Strategic Planning: It’s about Engaging in Business Warfare
How to Plan Strategically
Strategic planning comes to the business realm from the military where strategic planning is for the purpose of engaging in warfare or military deployment. In a business context, the strategic planning objective is to prepare for one’s business for survival (or to win in a hostile environment) by defeating one’s enemies (or competitors and other threats to business). Strategic planning is well worth the extra effort to ensure your business has the greatest potential for success in today’s hostile and ever changing business environment. Following is an uncomplicated approach to strategic planning:
Assess – Plan – Deploy
Assess
Begin by assessing the business’s past and current performance. Ask, “What has worked and what has not?” Is the business’s vision and mission on the right track by having achieved its goals?
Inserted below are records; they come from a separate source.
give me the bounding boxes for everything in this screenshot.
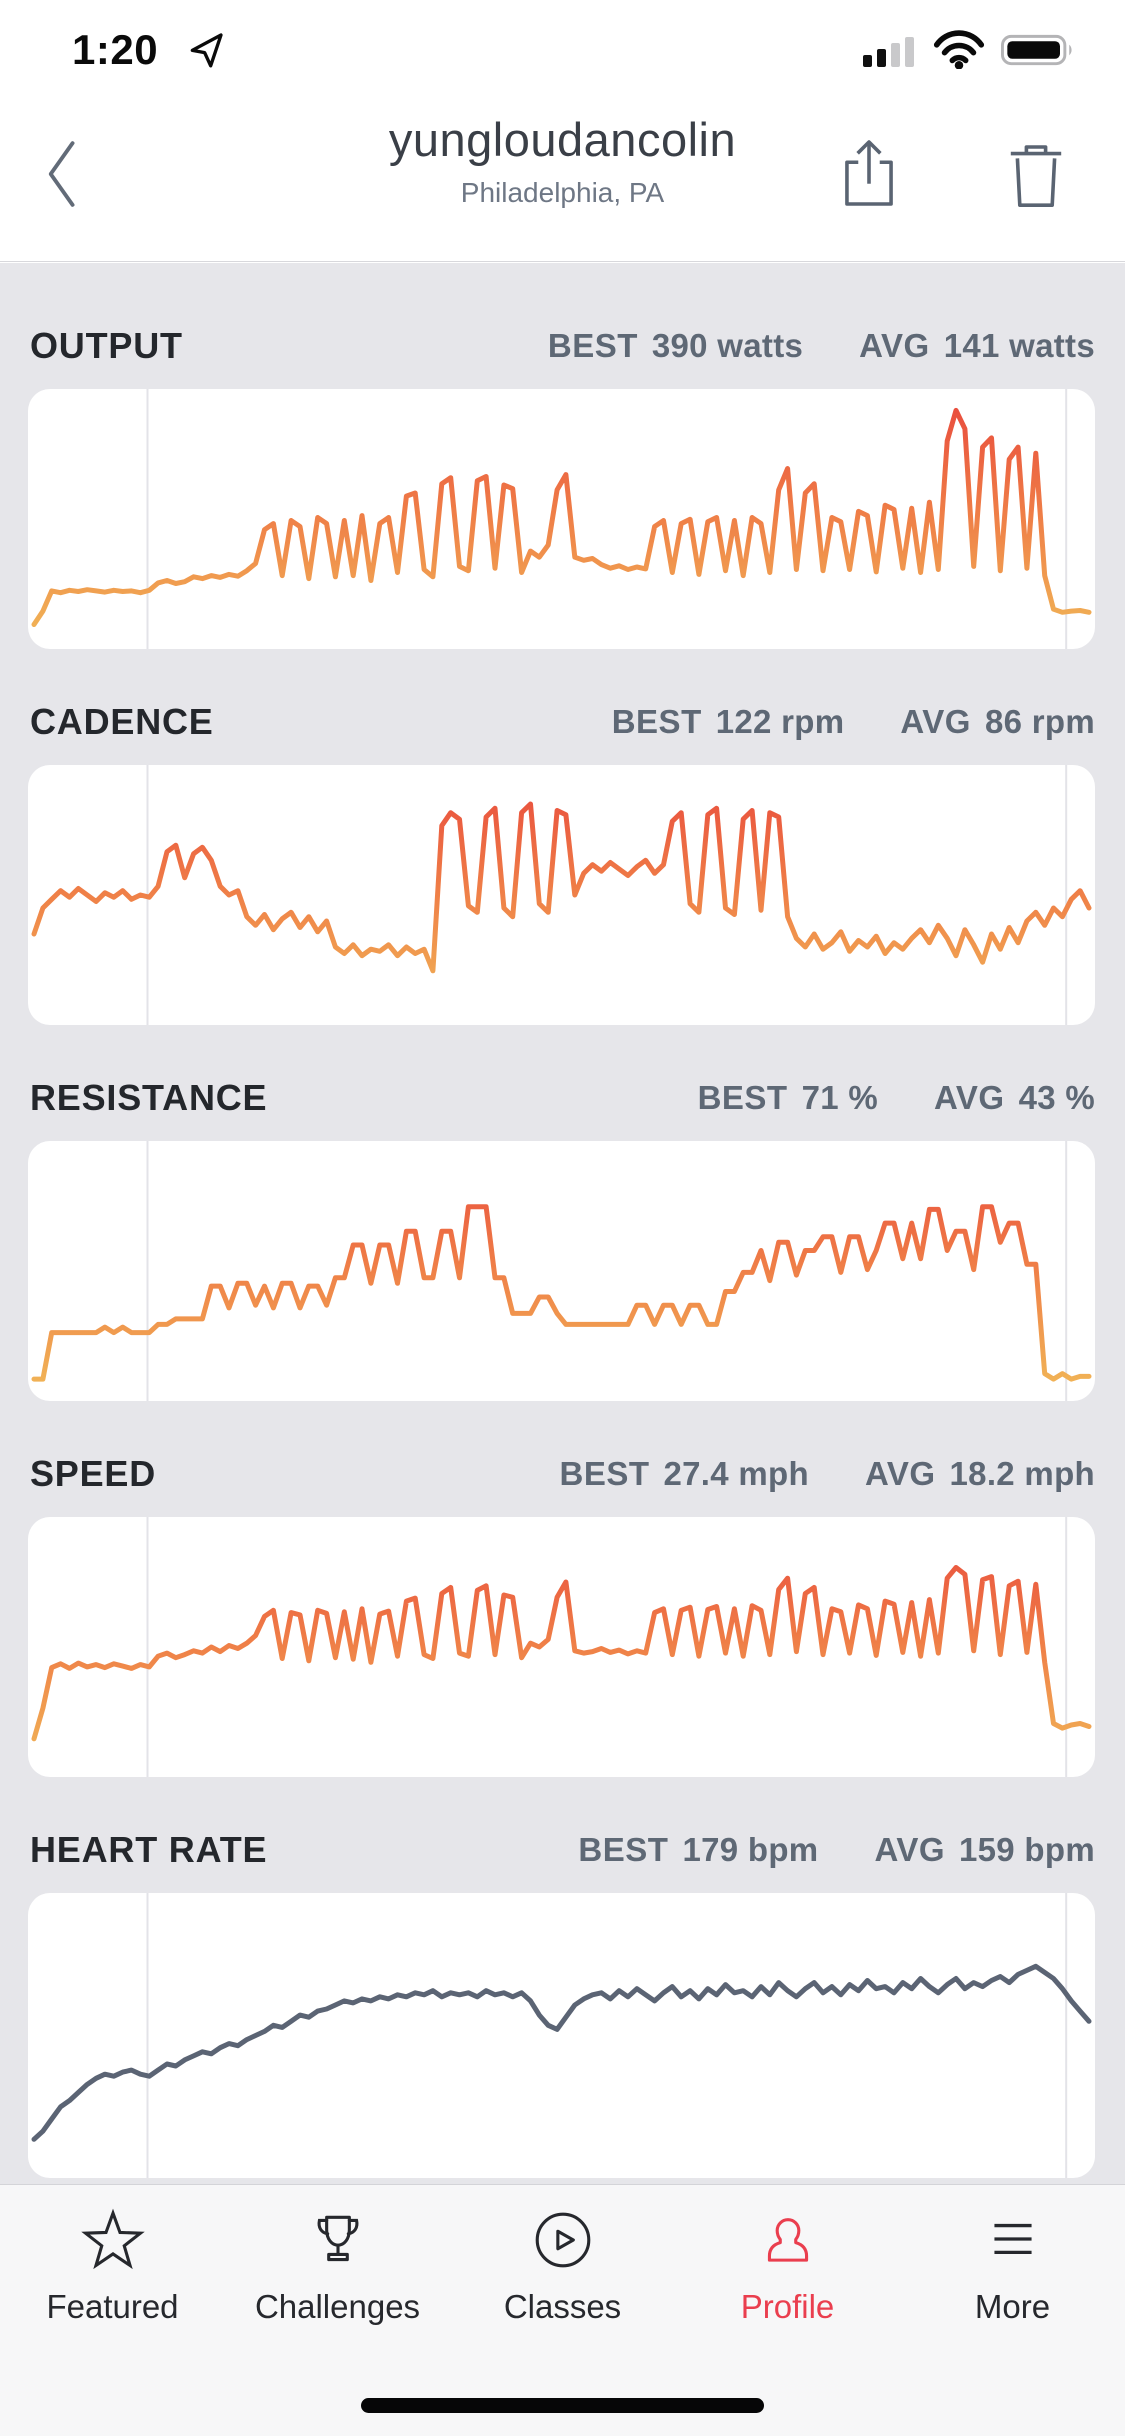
status-bar: 1:20 bbox=[0, 0, 1125, 94]
best-value: 71 % bbox=[801, 1079, 879, 1116]
section-output: OUTPUT BEST 390 watts AVG 141 watts bbox=[0, 311, 1125, 649]
star-icon bbox=[80, 2207, 146, 2278]
tab-label: Challenges bbox=[254, 2288, 421, 2325]
heart-rate-chart bbox=[31, 1893, 1092, 2178]
status-time: 1:20 bbox=[72, 26, 159, 73]
best-label: BEST bbox=[559, 1455, 650, 1492]
battery-icon bbox=[1000, 32, 1079, 73]
tab-classes[interactable]: Classes bbox=[450, 2185, 675, 2436]
section-title: OUTPUT bbox=[30, 325, 183, 366]
home-indicator[interactable] bbox=[361, 2398, 764, 2413]
avg-label: AVG bbox=[864, 1455, 936, 1492]
best-label: BEST bbox=[578, 1831, 669, 1868]
tab-label: More bbox=[974, 2288, 1051, 2325]
tab-label: Classes bbox=[503, 2288, 622, 2325]
wifi-icon bbox=[933, 30, 985, 74]
best-label: BEST bbox=[697, 1079, 788, 1116]
tab-more[interactable]: More bbox=[900, 2185, 1125, 2436]
tab-featured[interactable]: Featured bbox=[0, 2185, 225, 2436]
location-arrow-icon bbox=[186, 30, 226, 75]
share-button[interactable] bbox=[838, 136, 900, 215]
cellular-signal-icon bbox=[863, 33, 917, 72]
best-value: 390 watts bbox=[651, 327, 804, 364]
best-label: BEST bbox=[547, 327, 638, 364]
tab-challenges[interactable]: Challenges bbox=[225, 2185, 450, 2436]
section-title: RESISTANCE bbox=[30, 1077, 268, 1118]
section-title: SPEED bbox=[30, 1453, 157, 1494]
person-icon bbox=[755, 2207, 821, 2278]
section-resistance: RESISTANCE BEST 71 % AVG 43 % bbox=[0, 1063, 1125, 1401]
avg-label: AVG bbox=[900, 703, 971, 740]
speed-chart bbox=[31, 1517, 1092, 1777]
best-value: 122 rpm bbox=[715, 703, 845, 740]
menu-icon bbox=[980, 2207, 1046, 2278]
avg-label: AVG bbox=[859, 327, 930, 364]
section-stats: BEST 179 bpm AVG 159 bpm bbox=[578, 1831, 1095, 1869]
cadence-chart-card bbox=[28, 765, 1095, 1025]
heart-rate-chart-card bbox=[28, 1893, 1095, 2178]
play-circle-icon bbox=[530, 2207, 596, 2278]
nav-header: yungloudancolin Philadelphia, PA bbox=[0, 94, 1125, 262]
avg-value: 159 bpm bbox=[959, 1831, 1095, 1868]
speed-chart-card bbox=[28, 1517, 1095, 1777]
section-cadence: CADENCE BEST 122 rpm AVG 86 rpm bbox=[0, 687, 1125, 1025]
resistance-chart bbox=[31, 1141, 1092, 1401]
section-title: CADENCE bbox=[30, 701, 214, 742]
status-indicators bbox=[863, 30, 1079, 74]
back-button[interactable] bbox=[44, 136, 92, 212]
tab-profile[interactable]: Profile bbox=[675, 2185, 900, 2436]
best-label: BEST bbox=[611, 703, 702, 740]
page-title: yungloudancolin bbox=[388, 113, 737, 166]
output-chart bbox=[31, 389, 1092, 649]
header-titles: yungloudancolin Philadelphia, PA bbox=[0, 112, 1125, 209]
avg-label: AVG bbox=[874, 1831, 945, 1868]
section-stats: BEST 71 % AVG 43 % bbox=[698, 1079, 1095, 1117]
section-heart-rate: HEART RATE BEST 179 bpm AVG 159 bpm bbox=[0, 1815, 1125, 2178]
section-stats: BEST 122 rpm AVG 86 rpm bbox=[612, 703, 1095, 741]
section-stats: BEST 390 watts AVG 141 watts bbox=[548, 327, 1095, 365]
avg-value: 43 % bbox=[1018, 1079, 1095, 1116]
page-subtitle: Philadelphia, PA bbox=[460, 177, 665, 208]
cadence-chart bbox=[31, 765, 1092, 1025]
trophy-icon bbox=[305, 2207, 371, 2278]
section-title: HEART RATE bbox=[30, 1829, 268, 1870]
avg-label: AVG bbox=[934, 1079, 1005, 1116]
output-chart-card bbox=[28, 389, 1095, 649]
tab-label: Profile bbox=[740, 2288, 835, 2325]
tab-bar: Featured Challenges Classes bbox=[0, 2184, 1125, 2436]
section-stats: BEST 27.4 mph AVG 18.2 mph bbox=[559, 1455, 1095, 1493]
tab-label: Featured bbox=[46, 2288, 179, 2325]
delete-button[interactable] bbox=[1006, 138, 1066, 215]
metrics-scroll-area[interactable]: OUTPUT BEST 390 watts AVG 141 watts CADENC… bbox=[0, 263, 1125, 2184]
avg-value: 86 rpm bbox=[984, 703, 1095, 740]
section-speed: SPEED BEST 27.4 mph AVG 18.2 mph bbox=[0, 1439, 1125, 1777]
best-value: 27.4 mph bbox=[663, 1455, 809, 1492]
avg-value: 141 watts bbox=[943, 327, 1095, 364]
best-value: 179 bpm bbox=[682, 1831, 819, 1868]
avg-value: 18.2 mph bbox=[949, 1455, 1095, 1492]
resistance-chart-card bbox=[28, 1141, 1095, 1401]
Are the business’s core competencies still relevant or are they dated? Is the business’s talent stale or burned out? These are just some of the important questions to ask in assessing past and current performance.
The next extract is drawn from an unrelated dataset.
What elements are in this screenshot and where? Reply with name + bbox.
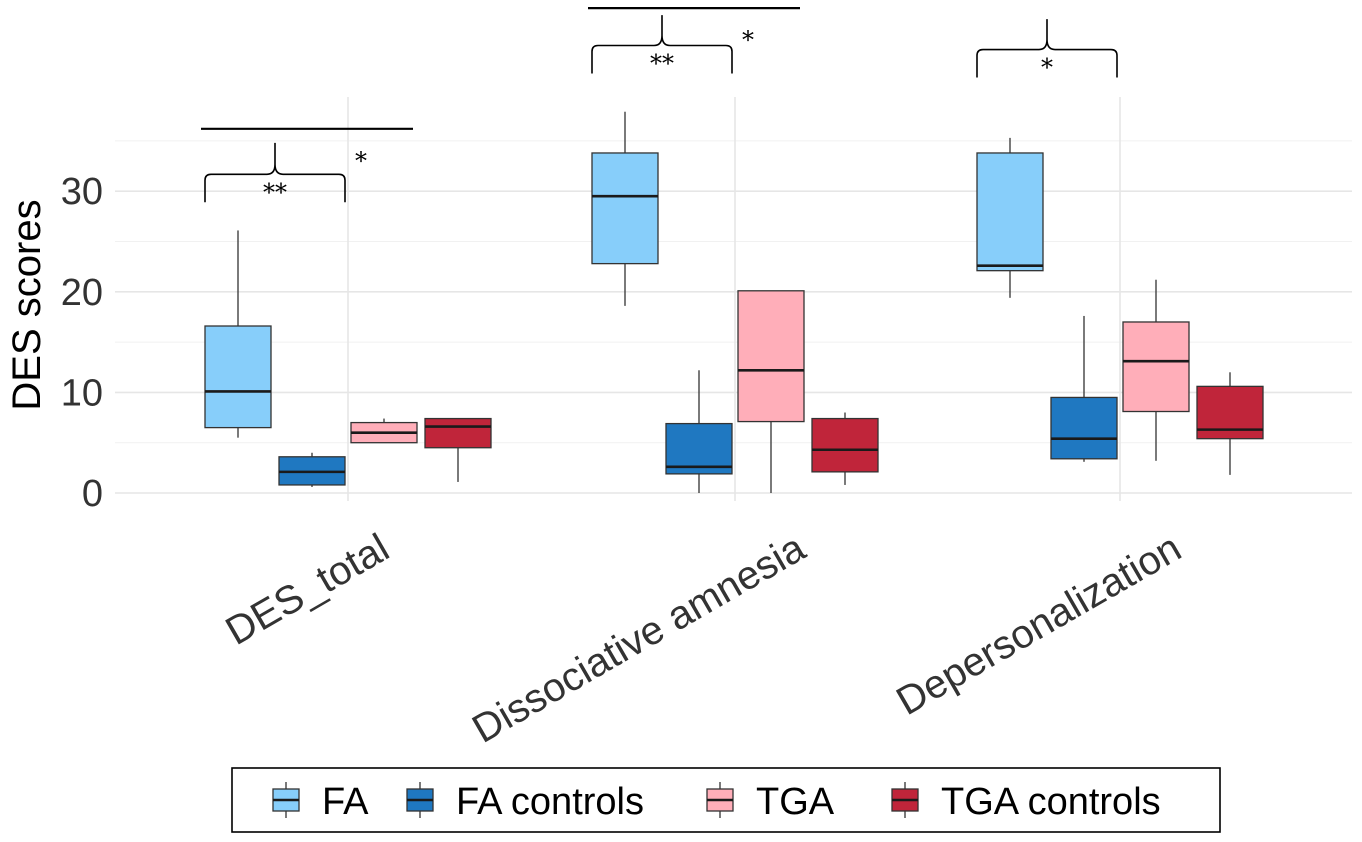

By thoroughly assessing past and current business performance the results or data will enable you to identify areas for improving, revising, or discarding. Now you are in a position to examine your business’s strengths and weaknesses. Do you have the resources (people, finances, supplies, customers, etc.) to effectively engage in business warfare? The answer, either way, gives you the information needed to plan effectively.
Assess focuses on where you’ve been and where you want to go.
Plan
The next phase is to map out the direction the business needs to focus on for successfully achieving the business’s vision and mission. Do you need to increase or improve your resources? Do your employees have the skills necessary to achieve your strategic plan? Do you have the right or relevant goals for your business situation? Are you aware of current trends in your industry? The answers to these questions will help you plan strategically.
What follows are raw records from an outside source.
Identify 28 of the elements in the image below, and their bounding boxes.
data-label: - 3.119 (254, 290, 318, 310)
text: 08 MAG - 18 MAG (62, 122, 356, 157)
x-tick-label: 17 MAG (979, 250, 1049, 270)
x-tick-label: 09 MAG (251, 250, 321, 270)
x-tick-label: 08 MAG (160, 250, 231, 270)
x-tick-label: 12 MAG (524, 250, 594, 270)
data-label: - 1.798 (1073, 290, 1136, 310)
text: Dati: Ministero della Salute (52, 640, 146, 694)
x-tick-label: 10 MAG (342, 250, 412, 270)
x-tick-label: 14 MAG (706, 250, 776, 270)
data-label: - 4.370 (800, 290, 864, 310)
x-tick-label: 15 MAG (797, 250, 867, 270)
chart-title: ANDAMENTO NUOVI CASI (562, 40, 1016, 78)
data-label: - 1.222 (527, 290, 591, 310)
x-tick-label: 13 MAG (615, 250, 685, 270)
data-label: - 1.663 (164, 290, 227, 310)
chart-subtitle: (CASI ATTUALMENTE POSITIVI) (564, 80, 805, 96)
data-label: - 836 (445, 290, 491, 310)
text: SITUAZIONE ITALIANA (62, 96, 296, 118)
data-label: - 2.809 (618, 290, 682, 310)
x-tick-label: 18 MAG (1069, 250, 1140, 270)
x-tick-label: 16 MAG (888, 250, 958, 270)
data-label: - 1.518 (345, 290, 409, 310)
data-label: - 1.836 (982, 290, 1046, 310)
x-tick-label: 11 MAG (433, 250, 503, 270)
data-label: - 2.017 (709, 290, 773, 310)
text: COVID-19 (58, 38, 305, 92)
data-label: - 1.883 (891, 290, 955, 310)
The planning process includes identifying and setting priorities. In strategic planning all aspects of the business will have priorities including those for customers, employees, business development, product/services development, and financial. Based on the priorities identified, the next step is to establish strategic goals.
Strategic goals should include the traditional and proven SMART goal-setting steps: Specific, Measurable, Achievable, Relevant, and Time (deadline) driven.
Another critical aspect of the strategic planning process is to create contingency plans to address the possible best and worst case scenarios, thus preparing the business for both the expected and unexpected. A tool to help create contingency plans is to ask, “What if…” for possible scenarios realistic to your business.
Now that you have your strategic plan prepared its time to deploy.
Deploy
Communicate and engage your employees. Clearly communicate to everyone in your business what the goals and expectations are for them individually and how their role contributes to the success of the plan. In other words get buy-in.
As the strategic plan advances, communicate both the progress and set-backs my means of a company blog or intranet or even the tried-and-true all-hands meetings. The most important strategy in deploying any plan is to communicate clearly, often, and get feedback. Be sure your business has a culture that communicates feedback honestly and openly (without fear of reprisals) otherwise poor communication may result in an internal defeat and failure.
Be flexible and continually adjust your plan as needed. Don’t stick to a strategy that just isn’t working. The receiving of feedback may also reveal a more effective strategy to accomplish your plan.
When is the best time to engage in strategic planning? Today! Every hour, day, month that goes by without having established a strategic plan may result in losing a battle or war that could have easily been won to keep your business operating successfully.